After a few days, the formed sores merge into a single plant. During the process, all growth maneuvers should be avoided.

Additional tips:

  • It is recommended to properly adjust your branches to be connected.
  • Water thoroughly about an hour before performing your operation.
  • The graft will look withered for the first three days. The process should take about two weeks until full recovery.
  • A female plant can be grafted onto a male plant and vice versa.

Hops with THC: Blending cannabis with other plants and vice versa

During the 1940s, a pair of American researchers from the Carnegie Institution for Science published a paper claiming that they had succeeded in assembling a jumper from a hop plant (known to be considered a relative of cannabis) to be honesty of the cannabis plant, and even reported that cannabis imparted some of its psychoactive effects to hops (it should be noted that at that time no advanced tools were used today to test the active ingredients of the plant).

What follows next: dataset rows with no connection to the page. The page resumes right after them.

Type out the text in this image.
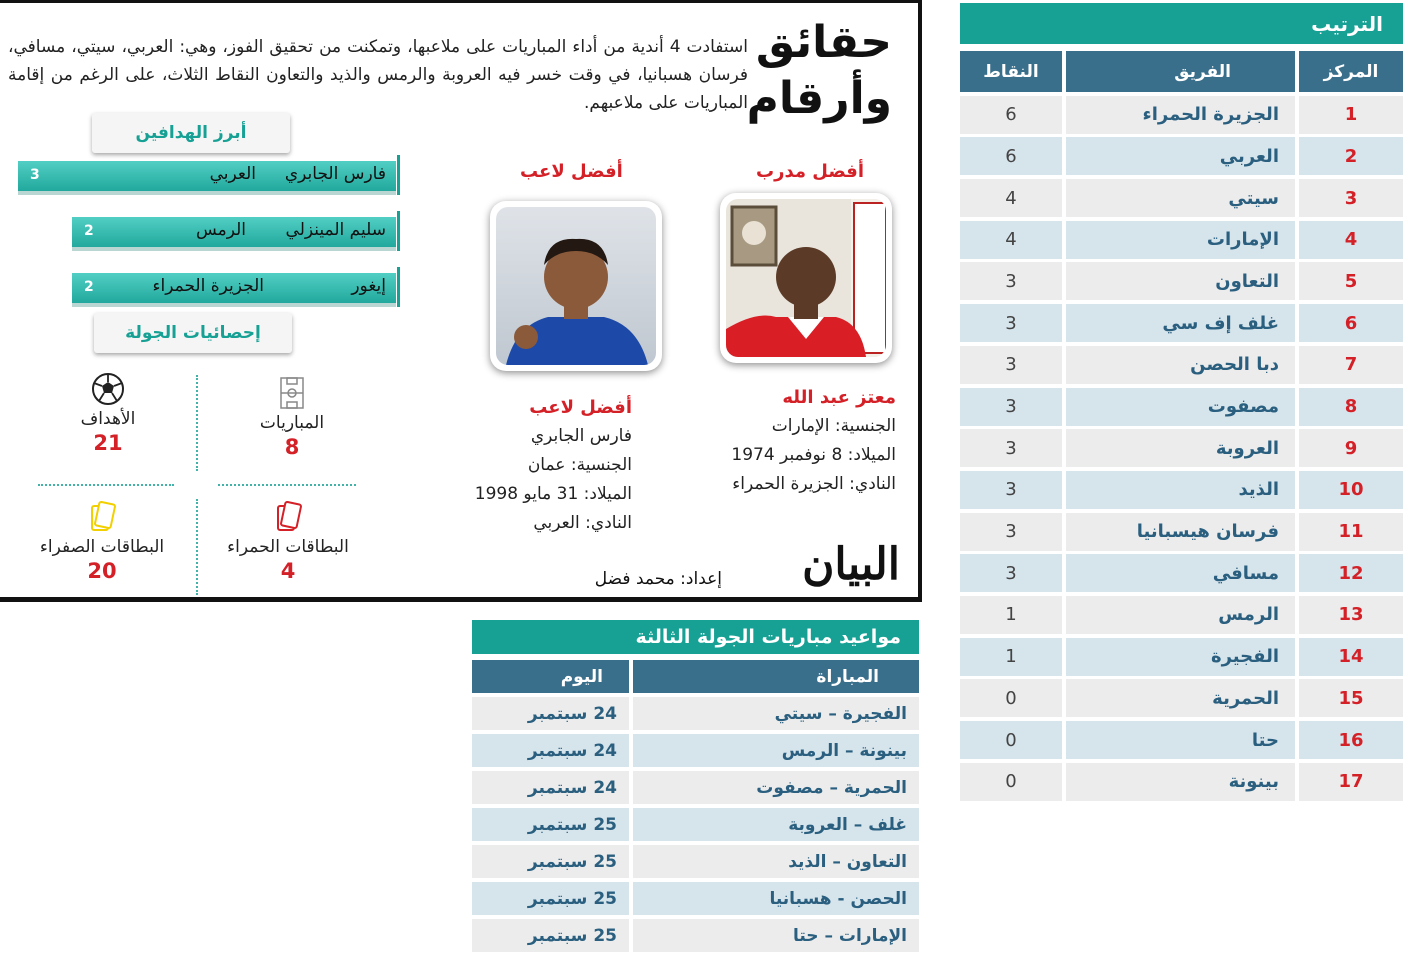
حقائق
وأرقام
استفادت 4 أندية من أداء المباريات على ملاعبها، وتمكنت من تحقيق الفوز، وهي: العربي، سيتي، مسافي، فرسان هسبانيا، في وقت خسر فيه العروبة والرمس والذيد والتعاون النقاط الثلاث، على الرغم من إقامة المباريات على ملاعبهم.
أبرز الهدافين
فارس الجابري
العربي
3
سليم المينزلي
الرمس
2
إيغور
الجزيرة الحمراء
2
إحصائيات الجولة
المباريات
8
الأهداف
21
البطاقات الحمراء
4
البطاقات الصفراء
20
أفضل مدرب
معتز عبد الله
الجنسية: الإمارات
الميلاد: 8 نوفمبر 1974
النادي: الجزيرة الحمراء
أفضل لاعب
أفضل لاعب
فارس الجابري
الجنسية: عمان
الميلاد: 31 مايو 1998
النادي: العربي
البيان
إعداد: محمد فضل
الترتيب
المركز
الفريق
النقاط
1
الجزيرة الحمراء
6
2
العربي
6
3
سيتي
4
4
الإمارات
4
5
التعاون
3
6
غلف إف سي
3
7
دبا الحصن
3
8
مصفوت
3
9
العروبة
3
10
الذيد
3
11
فرسان هيسبانيا
3
12
مسافي
3
13
الرمس
1
14
الفجيرة
1
15
الحمرية
0
16
حتا
0
17
بينونة
0
مواعيد مباريات الجولة الثالثة
المباراة
اليوم
الفجيرة – سيتي
24 سبتمبر
بينونة – الرمس
24 سبتمبر
الحمرية – مصفوت
24 سبتمبر
غلف – العروبة
25 سبتمبر
التعاون – الذيد
25 سبتمبر
الحصن - هسبانيا
25 سبتمبر
الإمارات – حتا
25 سبتمبر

Naturally, many cannabis growers have found interest in this post, as it implies that various plants can be assembled on cannabis and cannabinoids extracted from it. Many growers are likely to fantasize about when they will roll dry leaves of THC-rich hops, and the many possibilities inherent in such a process.

Thirty years later (1974), however, two British researchers from the University of Nottingham also sought to test this claim. They conducted an experiment in which they assembled a cannabis plant on a hop plant and vice versa:

The conclusions of the study were that it is indeed possible to pair these two plants, but contrary to what had been published a few decades earlier, the researchers found that the cannabinoids in cannabis did not transfer to the hop plant. .

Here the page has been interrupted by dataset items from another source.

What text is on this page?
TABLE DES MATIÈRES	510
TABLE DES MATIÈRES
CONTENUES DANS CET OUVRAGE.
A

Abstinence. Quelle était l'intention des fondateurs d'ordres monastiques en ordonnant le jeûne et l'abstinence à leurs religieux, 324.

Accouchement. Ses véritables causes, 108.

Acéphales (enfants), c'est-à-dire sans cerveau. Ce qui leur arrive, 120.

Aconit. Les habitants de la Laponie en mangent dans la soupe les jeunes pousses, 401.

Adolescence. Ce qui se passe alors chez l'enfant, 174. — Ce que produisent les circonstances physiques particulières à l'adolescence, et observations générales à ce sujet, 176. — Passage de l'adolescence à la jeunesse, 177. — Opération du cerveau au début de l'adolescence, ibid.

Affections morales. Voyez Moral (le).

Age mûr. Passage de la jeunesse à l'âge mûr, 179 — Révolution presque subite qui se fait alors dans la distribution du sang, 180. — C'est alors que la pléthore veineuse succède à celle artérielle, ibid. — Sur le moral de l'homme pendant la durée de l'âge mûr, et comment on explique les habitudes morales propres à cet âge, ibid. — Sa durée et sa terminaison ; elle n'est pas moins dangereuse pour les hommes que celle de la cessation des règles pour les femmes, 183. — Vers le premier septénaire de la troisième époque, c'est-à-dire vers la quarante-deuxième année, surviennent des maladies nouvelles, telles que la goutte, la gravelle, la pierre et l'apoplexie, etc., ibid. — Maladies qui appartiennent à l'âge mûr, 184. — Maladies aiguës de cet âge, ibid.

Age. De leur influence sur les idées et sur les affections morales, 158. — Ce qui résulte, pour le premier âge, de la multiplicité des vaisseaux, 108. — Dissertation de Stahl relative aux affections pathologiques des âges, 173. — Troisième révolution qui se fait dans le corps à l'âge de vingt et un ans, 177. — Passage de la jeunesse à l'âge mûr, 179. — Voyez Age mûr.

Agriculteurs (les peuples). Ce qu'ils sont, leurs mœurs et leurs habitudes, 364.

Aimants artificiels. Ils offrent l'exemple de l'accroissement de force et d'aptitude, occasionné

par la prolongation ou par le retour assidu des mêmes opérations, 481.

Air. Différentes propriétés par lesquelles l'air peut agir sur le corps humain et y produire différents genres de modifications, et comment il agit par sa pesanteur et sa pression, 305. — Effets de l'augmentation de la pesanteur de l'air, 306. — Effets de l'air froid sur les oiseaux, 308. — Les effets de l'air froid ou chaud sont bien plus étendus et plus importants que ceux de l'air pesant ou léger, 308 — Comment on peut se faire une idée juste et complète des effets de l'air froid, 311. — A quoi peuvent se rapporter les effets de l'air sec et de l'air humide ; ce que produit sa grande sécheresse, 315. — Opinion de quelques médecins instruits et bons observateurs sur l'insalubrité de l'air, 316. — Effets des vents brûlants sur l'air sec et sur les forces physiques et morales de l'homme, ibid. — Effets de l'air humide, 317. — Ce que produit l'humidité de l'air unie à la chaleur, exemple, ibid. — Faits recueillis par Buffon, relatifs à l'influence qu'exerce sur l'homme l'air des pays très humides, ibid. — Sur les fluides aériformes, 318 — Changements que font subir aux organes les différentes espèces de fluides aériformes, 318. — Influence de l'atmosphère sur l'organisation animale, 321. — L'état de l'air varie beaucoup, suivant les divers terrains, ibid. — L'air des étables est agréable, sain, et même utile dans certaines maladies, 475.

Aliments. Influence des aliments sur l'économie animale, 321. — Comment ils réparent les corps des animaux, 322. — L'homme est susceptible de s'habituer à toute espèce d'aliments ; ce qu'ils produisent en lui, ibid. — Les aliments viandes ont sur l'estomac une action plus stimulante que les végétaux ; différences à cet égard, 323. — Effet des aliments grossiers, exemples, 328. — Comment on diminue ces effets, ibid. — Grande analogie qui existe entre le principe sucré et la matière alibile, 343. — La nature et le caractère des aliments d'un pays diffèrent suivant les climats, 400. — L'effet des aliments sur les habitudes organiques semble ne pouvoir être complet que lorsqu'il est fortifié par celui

The idea of ​​producing cannabinoids from non-cannabis plants has fascinated plant lovers (and also quite a few brewers) for many years, and despite these discoveries (which proved that this is not possible by simple blending) , quite a few cases can be found online where amateur producers are toying with this idea.

In 2019, researchers from the University of California announced that they were able to produce cannabis components (THC and CBD) in the laboratory using yeast (which are known to be fungi and not plants), but there are still scientists who say it will be a long time before cannabis cannabinoids can be produced commercially.

Thus, it is possible that the closest chance of producing cannabinoids on another plant is always through the use of advanced technologies that allow the genetic manipulation such as “CRISPR” (CRISPR – Clustered Regularly Interspaced Short Palindromic Repeats)


Tags : Agriculture / GrowLeafPlantingmedicinal plantsResearch
weedmaster

The author weedmaster

Media broadcaster and communications manager specializing in legal cannabis. Do you know what they say? knowledge is power. Understand the science behind cannabis medicine, while staying up to date with the latest health related research, treatments and products. Stay up to date with the latest news and ideas on legalization, laws, political movements. Discover tips, tricks and how-to guides from the most seasoned growers on the planet, including the latest research and findings from the scientific community on the medical qualities of cannabis.